The first tenants recorded at what is now No. 23 (then No. 24) were Catherine McCagherty in the High Street house and Joseph Carman in the Bann Street house. Subsequent tenants included Joseph Fullerton and Hugh Burns, both noted in 1902. The 1901 census records the High Street tenant as Joseph Fullerton, a carter from County Armagh living with his wife and two young sons, while the Bann Street house was occupied by Hugh Burns, a bleacher at the mill, living with his wife (a spinner), their young son, and Hugh's 12-year-old nephew who worked as a machine boy at the mill. By 1911, the High Street tenant was Rachel Davison, a 72-year-old widow living with her son, a shoemaker, while the Bann Street house was occupied by James McConville, a grocer's van-man, living with his wife (a flax spinner), their baby son, and James's 72-year-old father, an unemployed farm labourer.

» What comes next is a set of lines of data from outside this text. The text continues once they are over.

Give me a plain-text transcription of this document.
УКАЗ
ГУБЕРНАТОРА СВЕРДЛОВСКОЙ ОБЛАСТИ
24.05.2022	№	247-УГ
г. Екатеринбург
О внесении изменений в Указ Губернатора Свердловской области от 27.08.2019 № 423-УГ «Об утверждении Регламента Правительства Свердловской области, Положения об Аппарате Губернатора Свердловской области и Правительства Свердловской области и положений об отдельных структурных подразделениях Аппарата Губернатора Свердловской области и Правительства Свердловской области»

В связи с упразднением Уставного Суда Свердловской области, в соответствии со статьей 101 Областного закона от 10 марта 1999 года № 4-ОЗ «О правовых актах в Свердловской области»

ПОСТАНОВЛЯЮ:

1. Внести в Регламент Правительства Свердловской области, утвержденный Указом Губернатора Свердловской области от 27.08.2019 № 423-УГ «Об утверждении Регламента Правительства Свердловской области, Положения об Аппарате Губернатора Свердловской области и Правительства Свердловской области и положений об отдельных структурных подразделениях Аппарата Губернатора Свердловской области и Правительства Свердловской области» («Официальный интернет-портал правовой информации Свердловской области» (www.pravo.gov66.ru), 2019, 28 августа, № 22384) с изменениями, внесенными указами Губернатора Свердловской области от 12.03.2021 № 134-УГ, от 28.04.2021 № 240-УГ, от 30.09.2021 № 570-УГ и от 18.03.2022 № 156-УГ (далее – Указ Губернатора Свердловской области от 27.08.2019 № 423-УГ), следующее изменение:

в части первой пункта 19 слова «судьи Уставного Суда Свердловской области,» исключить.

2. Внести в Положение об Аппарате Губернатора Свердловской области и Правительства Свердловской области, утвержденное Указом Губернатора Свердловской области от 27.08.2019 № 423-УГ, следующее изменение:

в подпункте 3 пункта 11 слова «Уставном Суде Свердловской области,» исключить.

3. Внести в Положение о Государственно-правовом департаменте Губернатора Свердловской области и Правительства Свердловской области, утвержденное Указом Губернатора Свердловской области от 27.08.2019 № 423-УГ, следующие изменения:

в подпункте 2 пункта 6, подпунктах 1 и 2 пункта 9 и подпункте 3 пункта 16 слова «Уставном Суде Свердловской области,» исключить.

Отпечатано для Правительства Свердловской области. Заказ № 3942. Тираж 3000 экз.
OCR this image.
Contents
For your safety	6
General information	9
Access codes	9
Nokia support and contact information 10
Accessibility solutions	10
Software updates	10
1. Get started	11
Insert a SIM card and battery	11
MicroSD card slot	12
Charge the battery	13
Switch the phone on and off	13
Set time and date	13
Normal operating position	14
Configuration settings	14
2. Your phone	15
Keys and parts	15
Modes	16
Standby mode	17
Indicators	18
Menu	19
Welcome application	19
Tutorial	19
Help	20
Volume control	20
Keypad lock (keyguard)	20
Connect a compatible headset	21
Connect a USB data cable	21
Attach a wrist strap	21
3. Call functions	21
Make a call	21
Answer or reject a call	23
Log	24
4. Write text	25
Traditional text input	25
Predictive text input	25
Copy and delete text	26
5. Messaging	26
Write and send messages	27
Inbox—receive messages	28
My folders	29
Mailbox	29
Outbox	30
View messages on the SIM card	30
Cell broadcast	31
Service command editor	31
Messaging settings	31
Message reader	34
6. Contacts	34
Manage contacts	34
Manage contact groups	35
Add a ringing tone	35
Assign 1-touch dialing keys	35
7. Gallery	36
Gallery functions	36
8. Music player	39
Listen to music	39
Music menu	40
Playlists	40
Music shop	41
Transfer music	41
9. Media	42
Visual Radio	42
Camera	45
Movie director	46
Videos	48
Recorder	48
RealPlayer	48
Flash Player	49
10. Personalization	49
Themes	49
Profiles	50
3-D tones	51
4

In 1915–16, most of the Bann Street houses to the rear of the High Street row were incorporated into the front dwellings. However, this house and its neighbours towards the end of the terrace remained as back-to-back houses with two separate tenancies until the 1930s. The High Street side was subsequently occupied by Eliza McKeown until at least 1929, though no further tenants are recorded for the Bann Street portion up to that date. By 1937 the Bann Street house had been incorporated into the front dwelling, and the combined property was revalued at £5 in 1938, at which point it was described as a "good type parlour house" comprising a parlour, kitchen, scullery and two bedrooms, with the scullery and lavatory accommodated in a rear extension.
In 1879, following the imposition of a very high import tax on linen thread in the United States, Hugh Dunbar McMaster established a mill in Greenwich Village, New York, transporting workers and machinery from Ireland and installing his brother John as manager. The emigration of workers from Gilford had a profound effect on the town's population, which halved between 1871 and 1881, and many of the early occupants of these houses were likely among those who emigrated. Despite this, the company continued to thrive in Gilford and enjoyed a worldwide reputation. The British Trade Journal of 1890 reported that the firm exported "twine for salmon fishing to British Columbia, carpet threads, book-binder's threads, extra strong threads for leather and thick cloths and fine threads for the sewing-machinist and lace maker...to the United States, South and Central America, Brazil, Australia and the rest of the British Colonies." The owners maintained a paternalistic interest in their workers and in the life of the town throughout much of the 20th century. A decline in the Ulster linen industry eventually led to the mill's closure in the early 1980s.
The house continues in use as a dwelling. It forms part of a terrace of eighteen houses built around 1840, of interest chiefly for its historical association with Gilford Mill and as an example of mill workers' housing in the town. However, extensive alterations over the years have left little historic fabric remaining, and the building is no longer considered to be of special architectural or historic interest. It was removed from the statutory list in November 2013.